UK inflation for October bounced to 2.3%, up from September’s 1.7% and above the expectations of 2.2%.
While the inflation reading came in higher than anticipated, last week’s UK GDP figures were below expectations for the third quarter, with growth of 0.1% falling below analysts’ expectations of 0.2%.
Much of the inflation increase for October was due to an increase in energy prices, which Neil Birrell, chief investment officer at Premier Miton Investors, said was expected.
“UK inflation was slightly higher than expected in October, although not by enough to be concerning, as higher energy costs kicked in,” Birrell said.
“However, if we do see food prices rising as well, the rather stagnant economy could come under more pressure, so attention will focus on the Bank of England’s policy approach. It’s an uncertain period for the economy as we head rapidly towards the Christmas shopping season.”
On 7 November, the Bank of England opted to cut rates for the second time this year by 25 basis points to 4.75%. The cut prompted some concern from markets, with some expecting Rachel Reeves’s Autumn Budget to cause an increase in inflation.
Lindsay James, investment strategist at Quilter Investors, said: “The Bank of England opted to cut rates again at its latest monetary policy meeting, but with inflation, wage growth and unemployment all on the rise, while stalling GDP continues to highlight the malaise the UK finds itself in, the pace of future cuts is looking much less certain. Expectations for further cuts have been scaled back considerably, with rates expected to remain above 4% throughout 2025.
“This is a clear reminder that short term inflationary pulses may return, potentially caused by factors such as obstacles to trade, labour market tightness, taxation and volatility in food and energy prices.
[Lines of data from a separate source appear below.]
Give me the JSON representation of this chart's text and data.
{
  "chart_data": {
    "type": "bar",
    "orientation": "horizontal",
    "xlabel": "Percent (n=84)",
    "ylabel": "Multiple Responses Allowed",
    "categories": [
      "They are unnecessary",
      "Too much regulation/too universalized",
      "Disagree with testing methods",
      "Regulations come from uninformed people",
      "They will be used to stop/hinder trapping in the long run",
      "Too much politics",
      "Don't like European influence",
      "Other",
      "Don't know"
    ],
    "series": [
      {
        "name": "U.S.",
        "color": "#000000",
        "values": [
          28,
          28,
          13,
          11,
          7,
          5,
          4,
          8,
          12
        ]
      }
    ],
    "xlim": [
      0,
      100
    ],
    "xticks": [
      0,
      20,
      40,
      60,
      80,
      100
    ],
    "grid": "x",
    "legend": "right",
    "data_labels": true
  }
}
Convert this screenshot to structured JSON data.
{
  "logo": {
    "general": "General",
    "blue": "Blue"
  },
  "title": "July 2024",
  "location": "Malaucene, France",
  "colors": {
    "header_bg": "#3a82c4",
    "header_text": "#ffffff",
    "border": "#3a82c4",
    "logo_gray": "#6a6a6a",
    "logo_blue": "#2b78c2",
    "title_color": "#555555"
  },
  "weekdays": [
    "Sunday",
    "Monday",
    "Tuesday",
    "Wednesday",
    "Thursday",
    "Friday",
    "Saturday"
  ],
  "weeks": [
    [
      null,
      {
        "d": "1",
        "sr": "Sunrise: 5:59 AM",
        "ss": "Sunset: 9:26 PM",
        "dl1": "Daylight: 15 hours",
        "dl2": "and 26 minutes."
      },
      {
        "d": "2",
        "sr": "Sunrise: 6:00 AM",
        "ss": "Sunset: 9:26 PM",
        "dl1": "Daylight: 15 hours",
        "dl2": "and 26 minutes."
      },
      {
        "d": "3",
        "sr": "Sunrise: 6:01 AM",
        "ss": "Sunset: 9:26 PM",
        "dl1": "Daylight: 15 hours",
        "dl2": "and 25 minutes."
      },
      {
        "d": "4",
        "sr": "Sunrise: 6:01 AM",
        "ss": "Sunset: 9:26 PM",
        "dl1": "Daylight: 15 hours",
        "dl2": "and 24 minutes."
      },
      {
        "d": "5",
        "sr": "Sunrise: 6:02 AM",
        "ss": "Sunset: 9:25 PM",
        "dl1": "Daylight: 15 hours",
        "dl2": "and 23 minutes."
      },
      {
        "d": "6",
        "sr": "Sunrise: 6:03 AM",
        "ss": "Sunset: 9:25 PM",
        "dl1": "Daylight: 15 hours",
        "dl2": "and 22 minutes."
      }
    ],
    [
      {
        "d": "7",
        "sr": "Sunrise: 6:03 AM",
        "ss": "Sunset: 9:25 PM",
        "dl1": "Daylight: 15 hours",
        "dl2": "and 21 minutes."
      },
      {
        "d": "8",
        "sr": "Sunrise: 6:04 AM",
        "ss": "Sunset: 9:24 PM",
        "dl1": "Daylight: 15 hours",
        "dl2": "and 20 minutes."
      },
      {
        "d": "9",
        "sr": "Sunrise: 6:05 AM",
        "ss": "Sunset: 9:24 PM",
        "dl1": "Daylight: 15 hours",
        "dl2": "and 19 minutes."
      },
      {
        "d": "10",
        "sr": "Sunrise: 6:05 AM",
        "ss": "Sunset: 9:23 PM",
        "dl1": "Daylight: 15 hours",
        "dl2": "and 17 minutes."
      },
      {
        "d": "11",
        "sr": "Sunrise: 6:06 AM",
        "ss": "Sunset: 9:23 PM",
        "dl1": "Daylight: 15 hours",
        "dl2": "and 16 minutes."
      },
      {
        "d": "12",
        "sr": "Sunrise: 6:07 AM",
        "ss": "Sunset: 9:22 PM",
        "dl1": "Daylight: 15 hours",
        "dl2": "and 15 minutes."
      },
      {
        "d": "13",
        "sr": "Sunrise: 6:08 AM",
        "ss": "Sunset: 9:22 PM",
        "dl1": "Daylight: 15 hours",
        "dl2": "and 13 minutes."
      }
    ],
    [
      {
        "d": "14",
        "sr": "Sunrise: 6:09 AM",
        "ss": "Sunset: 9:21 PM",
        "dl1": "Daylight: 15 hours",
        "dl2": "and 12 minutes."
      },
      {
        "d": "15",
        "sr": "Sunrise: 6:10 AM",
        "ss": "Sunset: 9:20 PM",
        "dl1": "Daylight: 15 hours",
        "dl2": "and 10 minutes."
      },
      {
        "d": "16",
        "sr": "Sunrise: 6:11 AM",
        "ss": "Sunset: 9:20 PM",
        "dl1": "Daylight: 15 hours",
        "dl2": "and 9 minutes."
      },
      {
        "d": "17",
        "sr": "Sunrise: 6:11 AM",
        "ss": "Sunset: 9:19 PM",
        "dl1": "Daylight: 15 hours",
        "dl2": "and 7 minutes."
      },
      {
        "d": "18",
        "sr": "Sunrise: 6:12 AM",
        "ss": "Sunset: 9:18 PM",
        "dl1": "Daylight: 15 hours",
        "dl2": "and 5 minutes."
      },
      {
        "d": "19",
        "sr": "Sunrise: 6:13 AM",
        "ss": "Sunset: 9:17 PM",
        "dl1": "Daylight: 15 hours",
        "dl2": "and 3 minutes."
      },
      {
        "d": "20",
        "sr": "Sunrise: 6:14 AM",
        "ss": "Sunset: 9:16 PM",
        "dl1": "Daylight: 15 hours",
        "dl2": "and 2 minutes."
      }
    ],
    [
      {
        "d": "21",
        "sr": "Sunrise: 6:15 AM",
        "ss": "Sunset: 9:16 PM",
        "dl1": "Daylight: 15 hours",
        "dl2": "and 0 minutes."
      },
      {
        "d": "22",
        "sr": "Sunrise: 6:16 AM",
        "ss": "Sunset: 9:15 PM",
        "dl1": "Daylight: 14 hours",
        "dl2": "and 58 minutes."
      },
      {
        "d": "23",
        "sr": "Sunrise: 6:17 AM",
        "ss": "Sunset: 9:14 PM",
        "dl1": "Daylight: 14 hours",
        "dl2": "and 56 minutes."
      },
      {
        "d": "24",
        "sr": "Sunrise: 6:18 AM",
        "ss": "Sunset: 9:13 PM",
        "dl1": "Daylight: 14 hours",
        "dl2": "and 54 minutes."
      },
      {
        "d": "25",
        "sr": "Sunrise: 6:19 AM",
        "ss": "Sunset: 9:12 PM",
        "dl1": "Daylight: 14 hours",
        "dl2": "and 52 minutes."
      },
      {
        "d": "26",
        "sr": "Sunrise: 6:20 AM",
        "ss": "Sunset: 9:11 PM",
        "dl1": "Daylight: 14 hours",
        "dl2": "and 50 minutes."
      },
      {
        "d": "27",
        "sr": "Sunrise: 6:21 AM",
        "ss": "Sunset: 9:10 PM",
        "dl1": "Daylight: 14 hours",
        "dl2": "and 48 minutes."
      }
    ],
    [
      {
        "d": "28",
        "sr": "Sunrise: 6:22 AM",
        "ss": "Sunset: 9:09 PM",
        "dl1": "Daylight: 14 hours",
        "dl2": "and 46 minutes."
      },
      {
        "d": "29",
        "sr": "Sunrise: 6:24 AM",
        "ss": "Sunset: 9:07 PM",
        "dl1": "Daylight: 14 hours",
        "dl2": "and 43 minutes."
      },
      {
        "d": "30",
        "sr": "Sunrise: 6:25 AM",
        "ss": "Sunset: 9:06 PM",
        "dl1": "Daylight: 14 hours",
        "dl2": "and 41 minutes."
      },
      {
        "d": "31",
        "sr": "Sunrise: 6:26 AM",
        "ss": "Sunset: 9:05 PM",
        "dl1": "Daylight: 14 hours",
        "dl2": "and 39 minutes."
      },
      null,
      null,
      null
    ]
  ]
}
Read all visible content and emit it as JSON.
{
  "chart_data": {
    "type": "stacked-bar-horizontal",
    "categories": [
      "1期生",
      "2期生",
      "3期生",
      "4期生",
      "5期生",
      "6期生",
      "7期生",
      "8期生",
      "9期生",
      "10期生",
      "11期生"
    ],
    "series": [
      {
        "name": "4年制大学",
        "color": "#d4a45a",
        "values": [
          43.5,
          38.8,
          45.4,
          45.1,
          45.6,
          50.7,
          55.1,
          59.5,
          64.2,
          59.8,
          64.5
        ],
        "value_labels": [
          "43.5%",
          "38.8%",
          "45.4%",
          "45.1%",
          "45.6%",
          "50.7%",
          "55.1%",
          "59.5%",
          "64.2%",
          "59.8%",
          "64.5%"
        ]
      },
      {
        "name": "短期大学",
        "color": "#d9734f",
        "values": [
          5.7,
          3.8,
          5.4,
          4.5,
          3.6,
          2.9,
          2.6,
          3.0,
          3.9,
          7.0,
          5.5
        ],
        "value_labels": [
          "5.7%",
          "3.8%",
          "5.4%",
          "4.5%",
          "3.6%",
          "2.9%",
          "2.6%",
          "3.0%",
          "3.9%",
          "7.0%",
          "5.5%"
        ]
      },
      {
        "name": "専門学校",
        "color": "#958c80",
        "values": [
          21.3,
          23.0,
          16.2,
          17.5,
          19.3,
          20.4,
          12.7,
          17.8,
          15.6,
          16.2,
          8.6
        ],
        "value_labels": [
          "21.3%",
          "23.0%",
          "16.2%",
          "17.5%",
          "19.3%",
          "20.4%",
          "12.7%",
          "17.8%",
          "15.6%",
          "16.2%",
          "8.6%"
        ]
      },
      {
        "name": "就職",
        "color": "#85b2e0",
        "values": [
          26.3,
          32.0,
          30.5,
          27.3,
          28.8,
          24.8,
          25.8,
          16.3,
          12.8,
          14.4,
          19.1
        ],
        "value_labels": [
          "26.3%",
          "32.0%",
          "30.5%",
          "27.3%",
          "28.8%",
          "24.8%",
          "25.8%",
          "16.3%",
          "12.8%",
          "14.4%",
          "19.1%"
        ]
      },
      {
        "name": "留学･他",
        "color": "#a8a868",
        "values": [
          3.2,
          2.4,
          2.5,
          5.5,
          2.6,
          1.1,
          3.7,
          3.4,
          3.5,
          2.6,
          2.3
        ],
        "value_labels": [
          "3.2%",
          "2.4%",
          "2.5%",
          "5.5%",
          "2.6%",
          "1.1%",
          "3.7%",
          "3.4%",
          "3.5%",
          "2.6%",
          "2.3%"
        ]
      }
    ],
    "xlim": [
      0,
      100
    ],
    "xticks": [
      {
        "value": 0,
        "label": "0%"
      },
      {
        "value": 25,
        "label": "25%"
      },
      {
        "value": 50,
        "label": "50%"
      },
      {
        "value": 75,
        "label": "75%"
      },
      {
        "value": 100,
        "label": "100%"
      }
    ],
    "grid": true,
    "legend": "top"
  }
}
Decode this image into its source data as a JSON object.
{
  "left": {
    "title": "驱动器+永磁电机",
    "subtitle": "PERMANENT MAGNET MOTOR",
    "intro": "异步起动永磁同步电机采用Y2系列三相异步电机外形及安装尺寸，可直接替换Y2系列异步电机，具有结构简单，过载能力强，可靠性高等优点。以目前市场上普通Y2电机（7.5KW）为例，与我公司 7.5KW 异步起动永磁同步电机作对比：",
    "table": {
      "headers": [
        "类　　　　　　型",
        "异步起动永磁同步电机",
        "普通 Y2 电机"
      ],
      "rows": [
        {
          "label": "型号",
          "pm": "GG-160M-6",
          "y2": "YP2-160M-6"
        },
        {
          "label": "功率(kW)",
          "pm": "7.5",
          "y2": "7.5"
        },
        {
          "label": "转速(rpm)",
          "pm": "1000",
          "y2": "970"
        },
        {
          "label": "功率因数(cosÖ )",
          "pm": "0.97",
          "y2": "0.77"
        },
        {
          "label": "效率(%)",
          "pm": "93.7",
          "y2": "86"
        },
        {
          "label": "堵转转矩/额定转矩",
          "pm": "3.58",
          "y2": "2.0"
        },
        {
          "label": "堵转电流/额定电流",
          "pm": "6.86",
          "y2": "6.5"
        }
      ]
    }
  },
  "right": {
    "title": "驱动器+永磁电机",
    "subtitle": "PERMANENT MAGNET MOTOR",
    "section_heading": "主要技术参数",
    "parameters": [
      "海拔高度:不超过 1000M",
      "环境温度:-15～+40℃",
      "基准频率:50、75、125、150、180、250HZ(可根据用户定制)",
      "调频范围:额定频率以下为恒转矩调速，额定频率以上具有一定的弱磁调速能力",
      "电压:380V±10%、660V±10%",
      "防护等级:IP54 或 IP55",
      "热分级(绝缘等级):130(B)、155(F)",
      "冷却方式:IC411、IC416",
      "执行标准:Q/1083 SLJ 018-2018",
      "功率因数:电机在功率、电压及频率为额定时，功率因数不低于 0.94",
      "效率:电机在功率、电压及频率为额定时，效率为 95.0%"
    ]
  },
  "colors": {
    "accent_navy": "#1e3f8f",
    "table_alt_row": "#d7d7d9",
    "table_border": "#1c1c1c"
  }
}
Whether October’s uptick in inflation proves to be just a blip remains to be seen, however it seems more likely that the Bank may err on the side of caution in coming months as a growing list of inflationary risks emerge on the horizon.”
The Bank of England will hold its final monetary policy committee meeting on 19 December, and resume in 2025 on 6 February.
Patrick O’Donnell, senior investment strategist at Omnis Investments, believes the economic situation in the UK has created an attractive environment for investing in bonds.
“Coming in at 2.3% y/y, it is 0.1pp lower than the MPC had forecast at the August Monetary Policy Report. However, things have moved on a bit since then, with Rachel Reeves’ budget and a Red Sweep in the US, leading to a significant repricing of UK Gilt yields higher,” O’Donnell said.
“While there will be upward pressure on UK inflation from an aggressive tariff policy, there will also be a negative growth impulse, so with only two 25bps cuts priced by the middle of next year and another one by the end of 2025, we feel that bond yields look attractive into 2025.”